JAKARTA – PT PLN (Persero) berencana mematikan Pembangkit Listrik Tenaga Uap (PLTU) yang dioperasikannya. Tidak dalam waktu dekat, melainkan sekitar hampir 30 tahun dari sekarang atau pada 2050.

Darmawan Prasodjo, Wakil Direktur Utama PLN, mengungkapan proses transisi pengggunaan pembangkit listrik dari fossil fuel ke Energi Baru Terbarukan (EBT) di Indonesia tidak bisa dilakukan secara tiba-tiba melainkan harus secara halus (smooth).

Indonesia kata dia memiliki karakteristik yang berbeda dengan negara lainnya. Darmawan mencontohkan transisi energi yang terjadi di Amerika Serikat dan Korea Selatan begitu cepat. Lantaran tersedia bahan baku di negara mereka dalam jumlah yang sangat besar serta kesiapan infrastrukturnya. Ini membuat harga listriknya juga lebih rendah dibanding PLTU.

“Transisi energi di Korea Selatan setop PLTU pada 2012-2013. Di Amerika Serikat PLTU batu bara di shut down ganti dengan gas harganya US$2,3 dolar per MMBTU karena lebih murah dari batu bara, Korea Selatan – AS unik transisi tergantung kekuatan energi di masing-masing,” kata Darmawan dalam diskusi virtual yang disiarkan di CNBC TV Indonesia, Senin (26/4).

Menurut Darmawan, transisi secara smooth diperlukan di Indonesia lantaran adanya keterbatasan dari sisi infrastruktur serta ketersediaan energi. Selain itu, Darmawan menuturkan over supply listrik terjadi tapi hanya di beberapa daerah misalnya di Jawa.

“Tapi defisit di daerah terpencil. Kalau bicara BBM kami terutama, perhatikan bagaimana transisi energi berjalan smooth perhatikan pasokan dan demand,” ungkap dia.

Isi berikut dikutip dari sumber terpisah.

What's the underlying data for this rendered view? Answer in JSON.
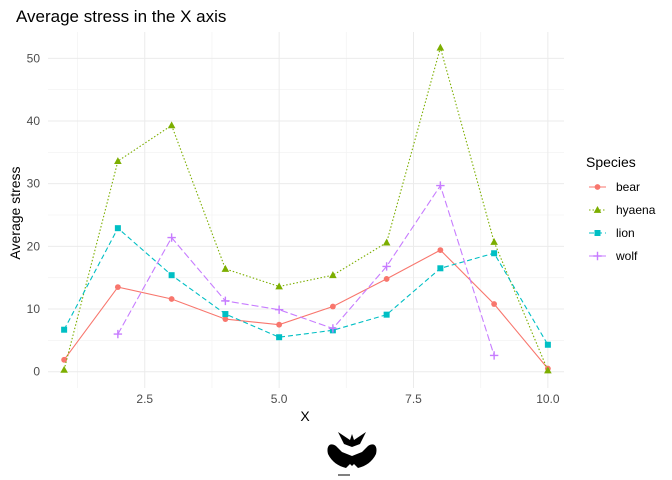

PLN saat ini tengah mempersiapkan transisi tersebut dengan mulai menggenjot pembangunan berbagai pembangkit listrik berbasis EBT, ataupun dengan menggunakan bahan bakar alternatif seperti biomassa sebagai pengganti batu bara untuk PLTU. Sambil menunggu kesiapan berbagai pembangkit itu maka penggunaan batu bara masih diandalkan. Kalaupun ada pembangkit berbahan batu bara yang baru akan menggunakan teknologi ultracritical yang lebih ramah terhadap lingkungan sampai pada akhirnya nanti akan dihentikan pada 2050.

“Kami PLN siap ada PLTA dan lain-lain. Dan kami cofiring agar tansisi smooth, jadi regulasi RUU EBT semua fossil fuel dikurangi. Kami kan pembangunan PLTU baru ultracrictical daripada subcritical dan mulai dipensiunkan pada 2050,” ujar Darmawan.

Dia juga mengingatkan untuk bisa sampai kepada transisi energi yang berjalan optimal dan mencapai target yang diinginkan modalnya tidak juga sedikit. Untuk itu perlu kerja sama yang erat diseluruh lini stakeholder, baik pemerintah untuk urusan regulasi maupun badan usaha.

“Agar transisi itu juga disebut juga pak Dadan (Dirjen EBTKE), bu Nicke (Dirut Pertamina) transisi gradual investasi sudah banyak, lalu ada RUU EBT, itu transisi yang smooth,” kata Darmawan.(RI)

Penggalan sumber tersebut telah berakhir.